After about an hour my legs hurt. I wanted to get up and run around, let free that dizzy feeling behind the eyes that comes when you don’t get enough sleep. But I knew better. I stayed perfectly still, even when I had to go to the bathroom.
By the time the geese actually arrived (which according to my father, never took this long), the pressure on my bladder caused by squatting was unbearable. I waited patiently until the geese were feeding on the corn field, and then I cried out, “Daddy! I have to pee!”

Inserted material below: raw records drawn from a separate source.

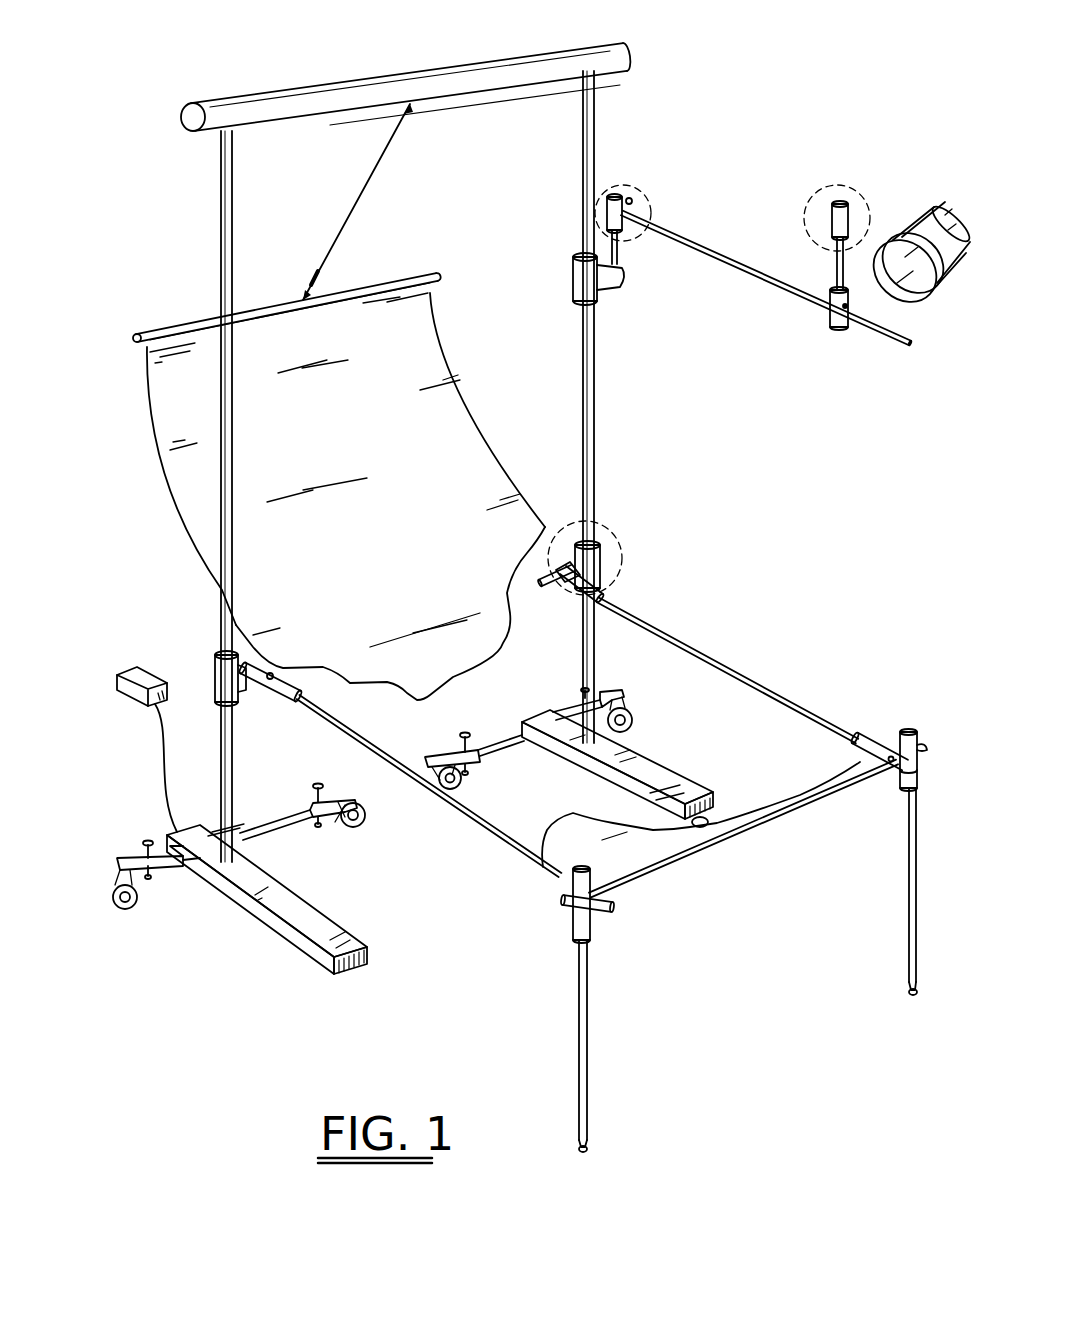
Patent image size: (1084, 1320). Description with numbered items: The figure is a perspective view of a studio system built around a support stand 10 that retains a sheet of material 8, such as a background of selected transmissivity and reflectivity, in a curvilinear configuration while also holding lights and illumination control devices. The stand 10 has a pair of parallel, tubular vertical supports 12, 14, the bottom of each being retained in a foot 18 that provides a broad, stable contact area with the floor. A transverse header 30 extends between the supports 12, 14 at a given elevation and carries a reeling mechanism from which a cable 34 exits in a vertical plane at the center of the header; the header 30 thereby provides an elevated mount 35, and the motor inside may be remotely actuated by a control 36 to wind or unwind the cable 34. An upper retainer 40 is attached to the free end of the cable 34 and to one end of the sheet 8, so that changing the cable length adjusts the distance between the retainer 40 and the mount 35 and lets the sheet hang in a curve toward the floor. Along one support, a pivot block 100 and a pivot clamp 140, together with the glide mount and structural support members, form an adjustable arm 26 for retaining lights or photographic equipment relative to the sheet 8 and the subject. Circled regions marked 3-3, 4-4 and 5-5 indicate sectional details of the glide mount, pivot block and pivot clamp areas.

The sheet of material 8 is at (176, 501).
The support stand 10 is at (631, 409).
The vertical support 12 is at (220, 172).
The vertical support 14 is at (595, 122).
The foot 18 is at (243, 925).
The adjustable arm 26 is at (761, 286).
The transverse header 30 is at (420, 61).
The cable 34 is at (359, 200).
The elevated mount 35 is at (414, 110).
The control 36 is at (147, 749).
The upper retainer 40 is at (427, 275).
The pivot block 100 is at (818, 197).
The pivot clamp 140 is at (628, 210).
The section line 3-3 is at (620, 532).
The section line 4-4 is at (845, 192).
The section line 5-5 is at (626, 180).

The geese flew into the air, deafening, a hundred wings beating like just one heart. I had never seen anything like it, this mass of grey wings blotting the sky like a cloud; I thought surely this was why he had wanted me to come hunting.
But my father, startled by my cry, missed his opportunity at a good shot. He fired twice but nothing happened. He turned to me; he didn’t say a word, and I knew I was in trouble.
I was allowed to go to the woods that edged the corn field to pee, and, amazed that my father hadn’t given me any toilet-paper substitute, I pulled up my underpants and overalls feeling dirty. I settled quietly under my cornstalk hutch, much better. My father said under his breath, “I could kill you.”
We waited two more hours, hearing thunderous shots miles away, but did not see any more geese. “You blew it,” my father said, remarkably calm. “You have no idea what hunting is like.” We were about to leave when a flock of crows passed overhead. My father raised his gun and fired, and one black bird fluttered to the ground. It hopped around in circles; my father had shot off part of its wing.
“Why did you do that, Daddy?” I whispered, watching the crow. I had thought the purpose of hunting was to eat the game. You couldn’t eat crow. My father picked up the bird and carried it farther away. Horrified, I watched him wrench the crow’s neck and toss it to the ground. When he came back, he was smiling. “You tell Mama about that and I’ll give you a good spanking, understand? Don’t tell your brother either. This is between me and my big girl, okay?” And he gently placed his shotgun, still smoking, in its leather case.
“Okay,” I tell Rebecca. “I know what we’re doing.” Adjusting my side mirror, I pull out of the development and onto the freeway that leads to the beach at La Jolla. Rebecca, sensing that we are in for a long drive, rolls down her window and hangs her feet out the window. A million times I have told her that it is not safe for her to do that, but then again I don’t even know if it is safe for her to be with me anymore, so I pretend I don’t see her. Rebecca turns off the radio, and we listen to the hum and grind of the old car’s symphony, the salt air singing across the front seat.
By the time we reach the public beach, the sun is pushing scarlet against the underedge of a cloud, stretching it like a hammock. I park the car along the span of sidewalk that lines the beach, diagonally across from a late-afternoon volleyball game. Seven young men-I wouldn’t place any of them past twenty-arch and dive against the backdrop of the ocean. Rebecca is watching them, smiling.